9. The inflation method according to any one of claims 1 to 3, wherein, The liquefied gas storage facility includes a liquid manifold (1) and a mast riser (13) connected to the liquid manifold (1), the liquid manifold being connected in parallel to the bottom portion of each of the storage tanks (10A-10C), and wherein an inert gas flow (27) exiting the second storage tank (10B) is delivered to the mast riser (13) via the liquid manifold (1).

10. A method for conducting gas testing in a liquefied gas storage facility located on a floating structure, the method comprising: The second storage tank is inflated using the inflation method according to any one of claims 1 to 3 (103, 105), and, after the second storage tank has been inflated, A liquid-phase liquefied gas stream (106) is injected into the second storage tank to cool the second storage tank.

11. A liquefied gas storage facility, the liquefied gas storage facility being supported on a floating structure, and the liquefied gas storage facility comprising: Multiple storage tanks (10A-10C). Maintenance manifold (4), which is connected in parallel to the top portion of each of the storage tanks via a corresponding first isolation valve (11); A vaporization manifold (2) is connected in parallel to the top portion of each of the storage tanks via a corresponding second isolation valve (12), and the vaporization manifold is insulated. A liquid manifold (1) is connected in parallel to the bottom portion of each of the storage tanks, and the liquid manifold is insulated; as well as Mast riser (13), which is connected to the liquid manifold; Each of the storage tanks (10A-10C) includes a filling line (9) and a vaporization line (6), the filling line (9) being connected to the liquid manifold (1), the vaporization line (6) leading to the top portion of the storage tank, and the vaporization line (6) being connected in parallel to the maintenance manifold (4) via a first isolation valve (11) associated with the storage tank, and the vaporization line (6) being connected in parallel to the vaporization manifold (2) via a second isolation valve (12) associated with the storage tank. The first isolation valve (11) can be switched to selectively connect the maintenance manifold (4) to the top portion of the first storage tank (10A) in the storage tank so that a gaseous liquefied gas flow (26) is transmitted from the first storage tank (10A) to the maintenance manifold (4) through the first isolation valve (11) associated with the first storage tank (10A).
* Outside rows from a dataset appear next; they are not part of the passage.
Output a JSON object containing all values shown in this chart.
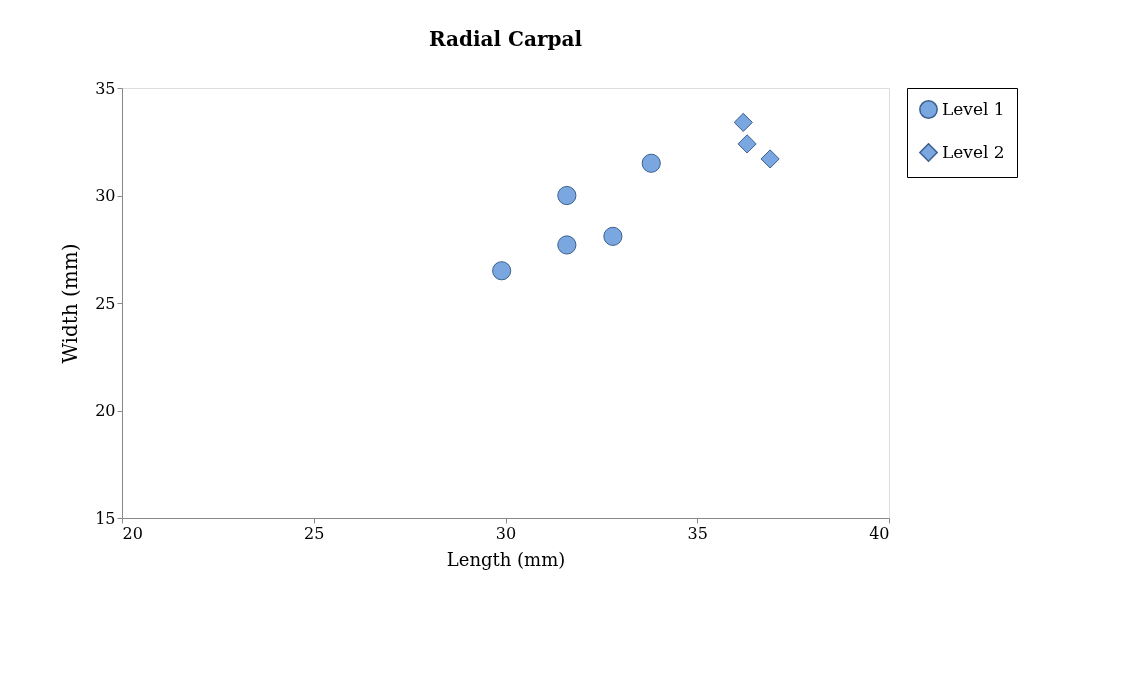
{
  "chart_data": {
    "type": "scatter",
    "title": "Radial Carpal",
    "xlabel": "Length (mm)",
    "ylabel": "Width (mm)",
    "xlim": [
      20,
      40
    ],
    "xticks": [
      20,
      25,
      30,
      35,
      40
    ],
    "ylim": [
      15,
      35
    ],
    "yticks": [
      15,
      20,
      25,
      30,
      35
    ],
    "grid": false,
    "legend": "right",
    "series": [
      {
        "name": "Level 1",
        "color": "#7aa7e0",
        "marker": "circle",
        "x": [
          29.9,
          31.6,
          31.6,
          32.8,
          33.8
        ],
        "values": [
          26.5,
          30.0,
          27.7,
          28.1,
          31.5
        ]
      },
      {
        "name": "Level 2",
        "color": "#7aa7e0",
        "marker": "diamond",
        "x": [
          36.2,
          36.3,
          36.9
        ],
        "values": [
          33.4,
          32.4,
          31.7
        ]
      }
    ]
  }
}
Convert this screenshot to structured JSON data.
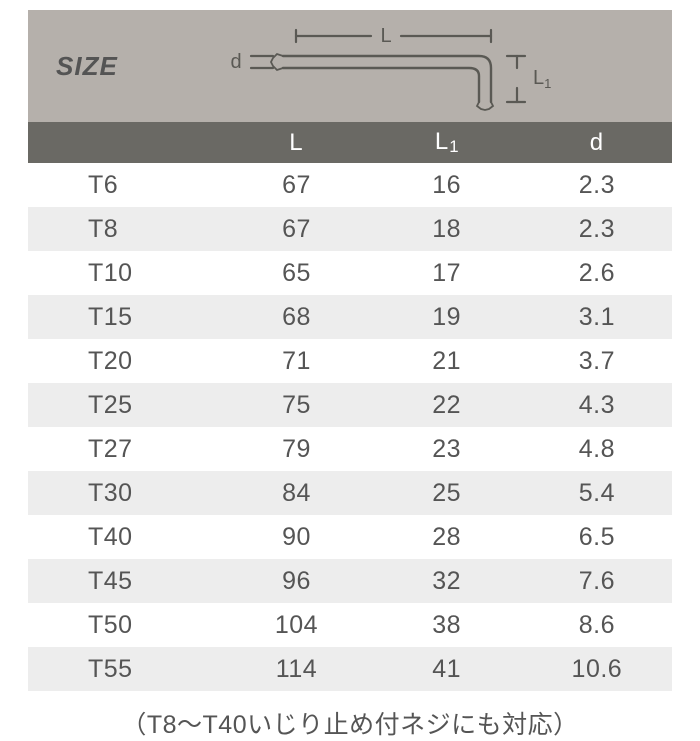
{
  "header": {
    "size_label": "SIZE",
    "columns": [
      "L",
      "L1",
      "d"
    ],
    "diagram_labels": {
      "L": "L",
      "L1": "L",
      "L1_sub": "1",
      "d": "d"
    }
  },
  "colors": {
    "header_bg": "#b5b0ab",
    "colhead_bg": "#6a6964",
    "colhead_fg": "#ffffff",
    "band_bg": "#ededed",
    "text": "#555555",
    "diagram_stroke": "#5a5954"
  },
  "rows": [
    {
      "name": "T6",
      "L": "67",
      "L1": "16",
      "d": "2.3"
    },
    {
      "name": "T8",
      "L": "67",
      "L1": "18",
      "d": "2.3"
    },
    {
      "name": "T10",
      "L": "65",
      "L1": "17",
      "d": "2.6"
    },
    {
      "name": "T15",
      "L": "68",
      "L1": "19",
      "d": "3.1"
    },
    {
      "name": "T20",
      "L": "71",
      "L1": "21",
      "d": "3.7"
    },
    {
      "name": "T25",
      "L": "75",
      "L1": "22",
      "d": "4.3"
    },
    {
      "name": "T27",
      "L": "79",
      "L1": "23",
      "d": "4.8"
    },
    {
      "name": "T30",
      "L": "84",
      "L1": "25",
      "d": "5.4"
    },
    {
      "name": "T40",
      "L": "90",
      "L1": "28",
      "d": "6.5"
    },
    {
      "name": "T45",
      "L": "96",
      "L1": "32",
      "d": "7.6"
    },
    {
      "name": "T50",
      "L": "104",
      "L1": "38",
      "d": "8.6"
    },
    {
      "name": "T55",
      "L": "114",
      "L1": "41",
      "d": "10.6"
    }
  ],
  "footnote": "（T8〜T40いじり止め付ネジにも対応）"
}
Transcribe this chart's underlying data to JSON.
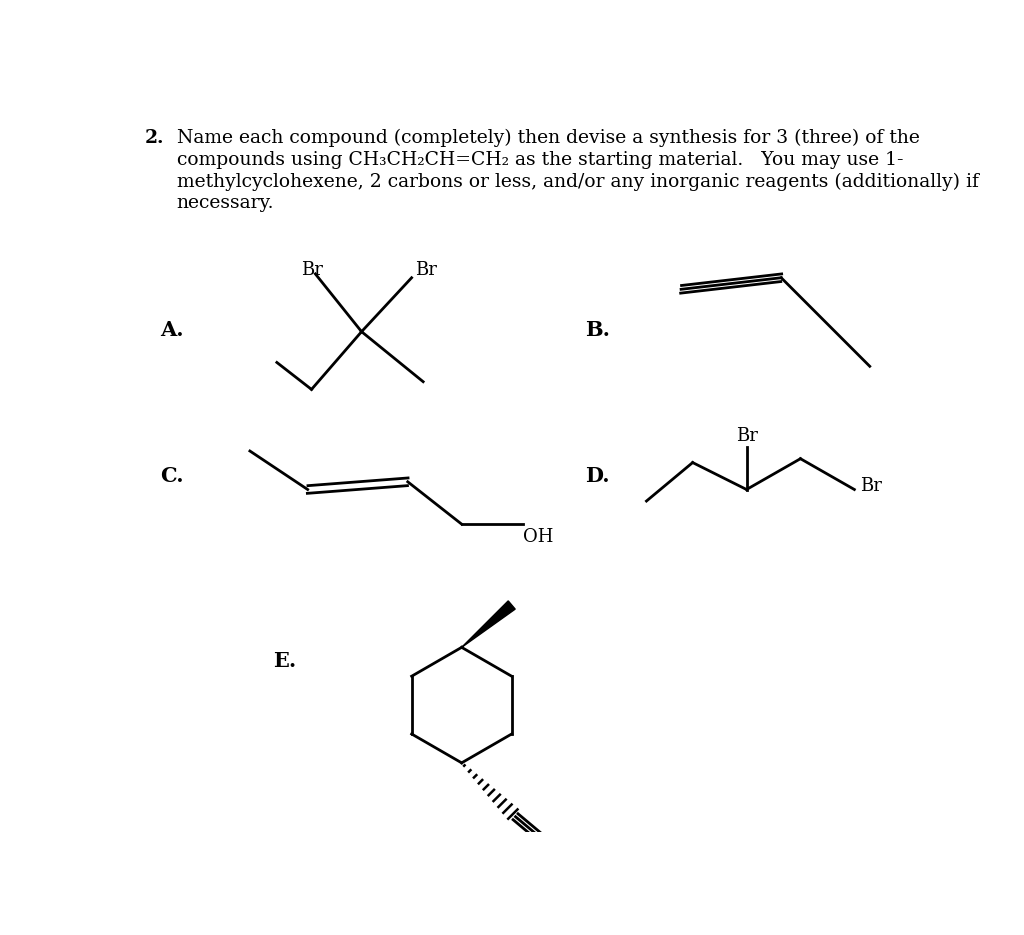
{
  "background_color": "#ffffff",
  "text_color": "#000000",
  "header_line1": "Name each compound (completely) then devise a synthesis for 3 (three) of the",
  "header_line2": "compounds using CH₃CH₂CH=CH₂ as the starting material.   You may use 1-",
  "header_line3": "methylcyclohexene, 2 carbons or less, and/or any inorganic reagents (additionally) if",
  "header_line4": "necessary.",
  "label_A": "A.",
  "label_B": "B.",
  "label_C": "C.",
  "label_D": "D.",
  "label_E": "E."
}
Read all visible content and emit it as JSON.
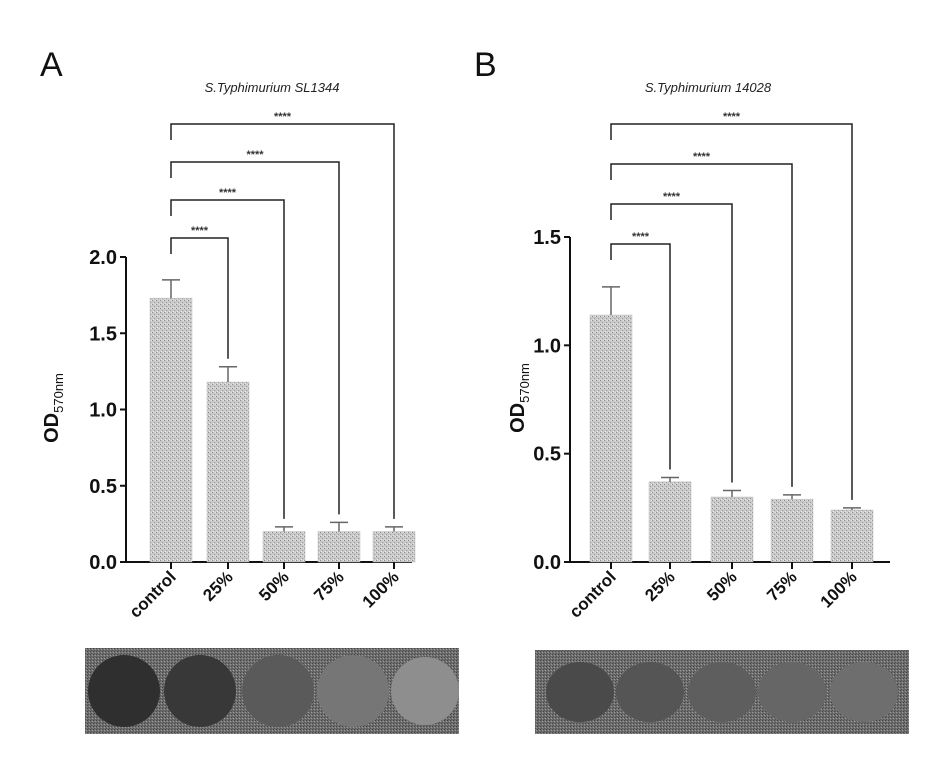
{
  "panels": [
    {
      "letter": "A",
      "title": "S.Typhimurium SL1344",
      "ylabel_main": "OD",
      "ylabel_sub": "570nm"
    },
    {
      "letter": "B",
      "title": "S.Typhimurium 14028",
      "ylabel_main": "OD",
      "ylabel_sub": "570nm"
    }
  ],
  "chart_data": [
    {
      "type": "bar",
      "title": "S.Typhimurium SL1344",
      "ylabel": "OD570nm",
      "xlabel": "",
      "categories": [
        "control",
        "25%",
        "50%",
        "75%",
        "100%"
      ],
      "values": [
        1.73,
        1.18,
        0.2,
        0.2,
        0.2
      ],
      "errors": [
        0.12,
        0.1,
        0.03,
        0.06,
        0.03
      ],
      "ylim": [
        0,
        2.0
      ],
      "yticks": [
        "0.0",
        "0.5",
        "1.0",
        "1.5",
        "2.0"
      ],
      "comparisons": [
        "****",
        "****",
        "****",
        "****"
      ]
    },
    {
      "type": "bar",
      "title": "S.Typhimurium 14028",
      "ylabel": "OD570nm",
      "xlabel": "",
      "categories": [
        "control",
        "25%",
        "50%",
        "75%",
        "100%"
      ],
      "values": [
        1.14,
        0.37,
        0.3,
        0.29,
        0.24
      ],
      "errors": [
        0.13,
        0.02,
        0.03,
        0.02,
        0.01
      ],
      "ylim": [
        0,
        1.5
      ],
      "yticks": [
        "0.0",
        "0.5",
        "1.0",
        "1.5"
      ],
      "comparisons": [
        "****",
        "****",
        "****",
        "****"
      ]
    }
  ]
}
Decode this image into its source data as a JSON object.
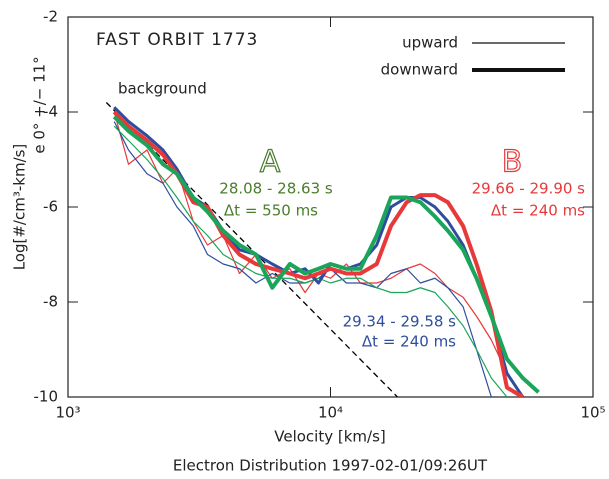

12. The liquefied gas storage facility according to claim 11, wherein, The vaporization manifold (2) is connected in series with the maintenance manifold (4), and the second isolation valve (12) can be switched to selectively connect the vaporization manifold (2) to the top portion of the second storage tank (10B) in the storage tank, so that the vapor-phase liquefied gas flow (26) is delivered from the first storage tank sequentially through the first isolation valve (11) associated with the first storage tank, the maintenance manifold (4), the vaporization manifold (2) and the second isolation valve (12) associated with the second storage tank to the second storage tank.

13. The liquefied gas storage facility according to claim 11, further comprising an injection manifold (3) and an injection device (5), the injection manifold (3) being connected in parallel to each of the storage tanks, the injection device (5) being disposed in the top portion of each of the storage tanks and connected to the injection manifold (3).

14. The liquefied gas storage facility according to claim 11 or 12, wherein, The floating structure is a vessel (70) used for liquefied gases.

15. The liquefied gas storage facility according to claim 13, wherein, The floating structure is a vessel (70) used for liquefied gases.

16. A testing system for performing gas testing, the testing system comprising: The liquefied gas storage facility according to claim 15; Insulated pipes (73, 79, 76, 81) are arranged to connect the liquid manifold (1) or the jet manifold (3) to the shore terminal (77); and a pump for driving liquid-phase liquefied gas from the shore terminal through the insulated pipes to the liquid manifold (1) or the jet manifold (3).